What story are we in? (Part 1)

Can we make a story out of this rubble?

A deep dive through YouTube one night led to my latest nerdy obsession: Time Team. The BBC produced this archaeological reality-tv show for 20 years, beginning in 1994. Typical of my tv watching habits, I’m just discovering it now.

It’s a great premise: this crew of archaeological experts shows up at a site with a question to answer, ready to dig and explore. The twist? “We’ve only got three days to do it.” (Here’s my favorite episode so far.)

For months I’ve been devouring these episodes, building a solid picture in my mind of the layers of history in Great Britain—Bronze Age, Iron Age, Roman era, Anglo Saxon, Norman, Tudor, Georgian, Victorian, Edwardian. But what I love is how even though their depth of knowledge astounds me, these scholars are always ready to change their opinions based on what they discover. The story they tell on Day 1 is hardly ever the same story on Day 3. As they examine stones and walls and pottery, as they make sense of the layers and bring in experts to compare what they discover with other known things, as “dateable finds” change the situation, they let their story change, too.

Archaeology requires immense study and specialization. It’s stunning to watch them dig up a piece of pottery the size of a quarter, and have an expert look at it and, for example, cut through 4000 years of history and prehistory to discern what 50 year range the shard of pottery was made in. “This shape of the lip was distinctive of the early Roman period,” or “pottery with that color sandstone only came from this town in this century.” To me, it seems magical. But the reality is, that expert has spent her whole career looking at every example of ceramic that has been found. Because she’s done the work looking at what’s known, she can quickly analyze the unknown and put it into a wider story framework.

Telling the story works better in community: as each team member and expert shares their piece of knowledge, the story becomes fuller and richer. But the key that leaps out at me after binging on these episodes is this three fold commitment: learn the wider sweep of history, let the rubble and the archaeological finds speak, and be willing to change your hypothesis and the story you tell when new evidence emerges.

My experience over the last decade or so is one where institutions I care about have disintegrated into rubble. What can I learn from the wider sweep of history? What are the pieces of rubble speaking? And how does the story I tell about what has gone on, about where we are going—how does the story need to change with the new evidence I see?

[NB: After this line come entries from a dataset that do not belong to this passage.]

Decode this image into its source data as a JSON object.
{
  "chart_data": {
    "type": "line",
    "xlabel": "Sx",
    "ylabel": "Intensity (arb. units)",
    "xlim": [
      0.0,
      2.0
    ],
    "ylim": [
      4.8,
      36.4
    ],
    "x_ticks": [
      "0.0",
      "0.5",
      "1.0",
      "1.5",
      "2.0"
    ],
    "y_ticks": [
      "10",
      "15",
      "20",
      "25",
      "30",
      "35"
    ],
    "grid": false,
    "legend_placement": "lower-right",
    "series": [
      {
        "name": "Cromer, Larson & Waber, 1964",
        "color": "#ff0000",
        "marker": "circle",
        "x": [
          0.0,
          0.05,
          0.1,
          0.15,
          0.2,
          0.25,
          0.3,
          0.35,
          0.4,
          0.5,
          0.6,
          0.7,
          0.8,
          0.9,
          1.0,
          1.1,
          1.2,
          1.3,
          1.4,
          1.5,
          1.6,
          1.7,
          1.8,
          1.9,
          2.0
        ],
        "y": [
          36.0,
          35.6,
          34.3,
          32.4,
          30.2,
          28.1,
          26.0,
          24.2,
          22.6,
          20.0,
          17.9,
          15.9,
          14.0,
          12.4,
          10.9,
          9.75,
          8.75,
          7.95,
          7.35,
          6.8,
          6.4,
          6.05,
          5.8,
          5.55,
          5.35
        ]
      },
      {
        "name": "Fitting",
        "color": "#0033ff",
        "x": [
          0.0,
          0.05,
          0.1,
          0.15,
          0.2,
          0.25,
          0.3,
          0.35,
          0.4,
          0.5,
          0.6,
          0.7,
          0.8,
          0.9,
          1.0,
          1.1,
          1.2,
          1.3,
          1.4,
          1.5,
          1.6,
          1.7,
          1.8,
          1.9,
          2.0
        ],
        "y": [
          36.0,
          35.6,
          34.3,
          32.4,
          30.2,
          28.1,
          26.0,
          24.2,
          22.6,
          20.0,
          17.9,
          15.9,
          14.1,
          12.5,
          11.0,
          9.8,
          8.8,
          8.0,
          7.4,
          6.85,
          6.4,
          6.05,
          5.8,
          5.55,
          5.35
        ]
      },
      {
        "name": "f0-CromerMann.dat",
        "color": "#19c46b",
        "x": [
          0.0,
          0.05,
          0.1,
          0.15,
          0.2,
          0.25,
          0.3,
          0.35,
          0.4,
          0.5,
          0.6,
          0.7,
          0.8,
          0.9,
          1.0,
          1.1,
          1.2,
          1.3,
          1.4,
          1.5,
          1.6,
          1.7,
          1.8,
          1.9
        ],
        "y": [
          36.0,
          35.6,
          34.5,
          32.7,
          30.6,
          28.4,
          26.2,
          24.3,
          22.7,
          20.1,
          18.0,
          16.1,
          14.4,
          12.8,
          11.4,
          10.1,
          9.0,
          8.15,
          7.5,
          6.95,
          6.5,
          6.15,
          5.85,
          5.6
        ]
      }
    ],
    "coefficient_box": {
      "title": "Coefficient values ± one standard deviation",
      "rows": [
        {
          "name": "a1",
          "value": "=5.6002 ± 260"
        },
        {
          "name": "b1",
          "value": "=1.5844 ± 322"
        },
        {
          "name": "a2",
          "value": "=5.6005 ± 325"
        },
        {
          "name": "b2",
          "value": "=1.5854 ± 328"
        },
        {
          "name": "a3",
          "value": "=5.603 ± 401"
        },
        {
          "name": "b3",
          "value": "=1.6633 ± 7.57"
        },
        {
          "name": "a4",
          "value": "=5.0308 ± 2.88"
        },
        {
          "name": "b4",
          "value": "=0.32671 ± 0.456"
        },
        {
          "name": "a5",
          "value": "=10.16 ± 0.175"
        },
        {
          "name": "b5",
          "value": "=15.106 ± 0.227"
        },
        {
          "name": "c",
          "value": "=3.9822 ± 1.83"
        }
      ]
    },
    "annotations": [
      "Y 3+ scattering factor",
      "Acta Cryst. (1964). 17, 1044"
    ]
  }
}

For a month or so, the wider sweep of history that’s been occupying my thoughts and study is a biblical one. When it comes to faith institutions, what can I learn from the places of worship as described in the bible? What emerges from the differences between the people of Israel’s tabernacle in the desert, the temple Solomon built in Jerusalem, and the description of the promised New Jerusalem which Christ will bring in the fulfillment of time?

Does the rubble of our institutions better fit the pattern of tabernacle or temple? And how might the vision of the New Jerusalem change the goal of the story we find ourselves in, the story we need to create in the future?

Can we make a story out of the rubble?

(On to Part 2)

Comments

  1. “… learn the wider sweep of history, let the rubble … speak, and be willing to change your hypothesis … when new evidence emerges.“
    Yes to all this. As a (getting) older person, I want my life to reflect a widening, not a narrowing.